Pensions - a cool tool for change?
Monday, March 31st, 2008Pensions aren’t exactly the hippest thing out there, I know. But please give me a minute to explain why you having a pension could be the magic pill that convinces drug company Novartis to drop its court case challenging India’s patent law.
To make real change we need to know the Achilles heel(s) of the people we’re trying to influence. Both governments and companies care about what people think - that’s why we ask you to use your voice to campaign against poverty. But it is also important to realise that in the same way as politicians are more likely to listen to their own constituency, companies also see some people as more important than others. For Starbucks, for example, I think coffee drinkers’ opinions are important. But there is one group of people that matter to every company, including Novartis: the shareholders. And that’s where you and your pension come in.
UK pension holders own as much as £250 billion in companies’ stock.

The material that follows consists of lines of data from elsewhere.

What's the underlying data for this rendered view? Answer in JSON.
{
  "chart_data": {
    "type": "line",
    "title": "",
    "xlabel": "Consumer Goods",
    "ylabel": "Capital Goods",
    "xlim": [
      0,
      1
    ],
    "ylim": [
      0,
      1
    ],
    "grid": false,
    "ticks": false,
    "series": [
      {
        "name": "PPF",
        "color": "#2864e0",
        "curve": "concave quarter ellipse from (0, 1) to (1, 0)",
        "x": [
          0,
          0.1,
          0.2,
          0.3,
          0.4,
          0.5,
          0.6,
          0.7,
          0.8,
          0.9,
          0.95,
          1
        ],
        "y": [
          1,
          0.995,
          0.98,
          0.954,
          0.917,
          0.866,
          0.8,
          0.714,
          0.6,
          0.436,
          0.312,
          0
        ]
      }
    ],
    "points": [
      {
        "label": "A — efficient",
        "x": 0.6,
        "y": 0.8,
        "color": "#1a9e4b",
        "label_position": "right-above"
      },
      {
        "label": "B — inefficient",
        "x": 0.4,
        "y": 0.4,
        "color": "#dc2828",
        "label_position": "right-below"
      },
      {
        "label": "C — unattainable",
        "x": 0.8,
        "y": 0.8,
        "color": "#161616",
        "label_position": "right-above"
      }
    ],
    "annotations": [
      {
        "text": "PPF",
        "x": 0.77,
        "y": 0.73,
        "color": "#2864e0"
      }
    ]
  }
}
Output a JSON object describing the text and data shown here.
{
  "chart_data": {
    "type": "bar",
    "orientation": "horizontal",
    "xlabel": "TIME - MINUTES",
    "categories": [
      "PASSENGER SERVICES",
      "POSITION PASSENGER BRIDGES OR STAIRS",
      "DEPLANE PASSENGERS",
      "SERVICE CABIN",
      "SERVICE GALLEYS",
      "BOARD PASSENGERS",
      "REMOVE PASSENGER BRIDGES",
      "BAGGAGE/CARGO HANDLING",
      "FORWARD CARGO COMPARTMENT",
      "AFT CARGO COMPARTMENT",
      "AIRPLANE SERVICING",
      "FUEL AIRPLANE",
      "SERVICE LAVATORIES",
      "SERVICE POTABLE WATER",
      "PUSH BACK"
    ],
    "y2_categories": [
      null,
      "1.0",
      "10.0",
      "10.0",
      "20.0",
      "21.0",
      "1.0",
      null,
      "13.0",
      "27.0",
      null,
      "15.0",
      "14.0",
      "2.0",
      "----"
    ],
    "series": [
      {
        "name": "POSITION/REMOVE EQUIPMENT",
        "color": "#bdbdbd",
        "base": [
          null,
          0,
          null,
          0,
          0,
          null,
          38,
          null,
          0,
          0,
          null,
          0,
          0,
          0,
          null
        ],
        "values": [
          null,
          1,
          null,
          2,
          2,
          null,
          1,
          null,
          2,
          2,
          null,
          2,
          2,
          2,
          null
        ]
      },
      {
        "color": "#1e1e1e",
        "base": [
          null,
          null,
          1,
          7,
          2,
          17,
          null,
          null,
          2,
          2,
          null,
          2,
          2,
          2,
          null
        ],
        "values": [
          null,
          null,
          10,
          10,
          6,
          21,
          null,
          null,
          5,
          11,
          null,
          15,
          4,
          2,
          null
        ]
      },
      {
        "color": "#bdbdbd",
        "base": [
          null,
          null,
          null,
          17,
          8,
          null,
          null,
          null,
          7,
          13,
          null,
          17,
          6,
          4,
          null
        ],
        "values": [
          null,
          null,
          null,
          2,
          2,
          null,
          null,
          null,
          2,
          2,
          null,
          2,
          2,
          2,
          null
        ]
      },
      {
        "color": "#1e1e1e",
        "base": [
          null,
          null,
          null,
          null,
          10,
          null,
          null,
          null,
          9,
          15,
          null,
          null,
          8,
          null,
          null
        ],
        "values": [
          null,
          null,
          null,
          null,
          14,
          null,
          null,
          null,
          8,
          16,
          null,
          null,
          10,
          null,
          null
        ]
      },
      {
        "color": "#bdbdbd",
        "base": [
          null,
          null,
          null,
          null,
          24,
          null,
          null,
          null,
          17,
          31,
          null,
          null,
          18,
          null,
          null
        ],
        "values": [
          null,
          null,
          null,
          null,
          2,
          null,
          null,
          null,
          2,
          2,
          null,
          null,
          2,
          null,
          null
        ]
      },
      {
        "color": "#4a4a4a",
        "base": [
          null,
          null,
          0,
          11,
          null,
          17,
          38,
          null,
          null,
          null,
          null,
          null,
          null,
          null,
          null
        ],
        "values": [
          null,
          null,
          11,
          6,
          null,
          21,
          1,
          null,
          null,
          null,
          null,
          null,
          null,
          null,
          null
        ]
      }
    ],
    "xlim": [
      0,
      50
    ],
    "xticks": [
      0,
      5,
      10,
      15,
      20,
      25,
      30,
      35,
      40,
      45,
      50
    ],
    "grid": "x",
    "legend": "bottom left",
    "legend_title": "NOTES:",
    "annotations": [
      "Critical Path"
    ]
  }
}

That’s a lot of money worth of voice! All pension funds invest in pharmaceutical companies and most of them invest in Novartis, because it is such a profitable company. This means that it is very likely that you are in fact a Novartis shareholder through your membership in a pension scheme.
That’s why we’ve now made it possible for you to use your investor power by e-mailing your pension fund directly, urging them to pick up the phone to Novartis and raise your concerns about how poor people’s access to medicines is under threat by the company’s law suit in India.
So in essence - to paraphrase an old exhausted expression - I guess we’re asking you, through your pension fund, to “put your mouth were your money is!”
Are you convinced that pensions can be a cool tool for change?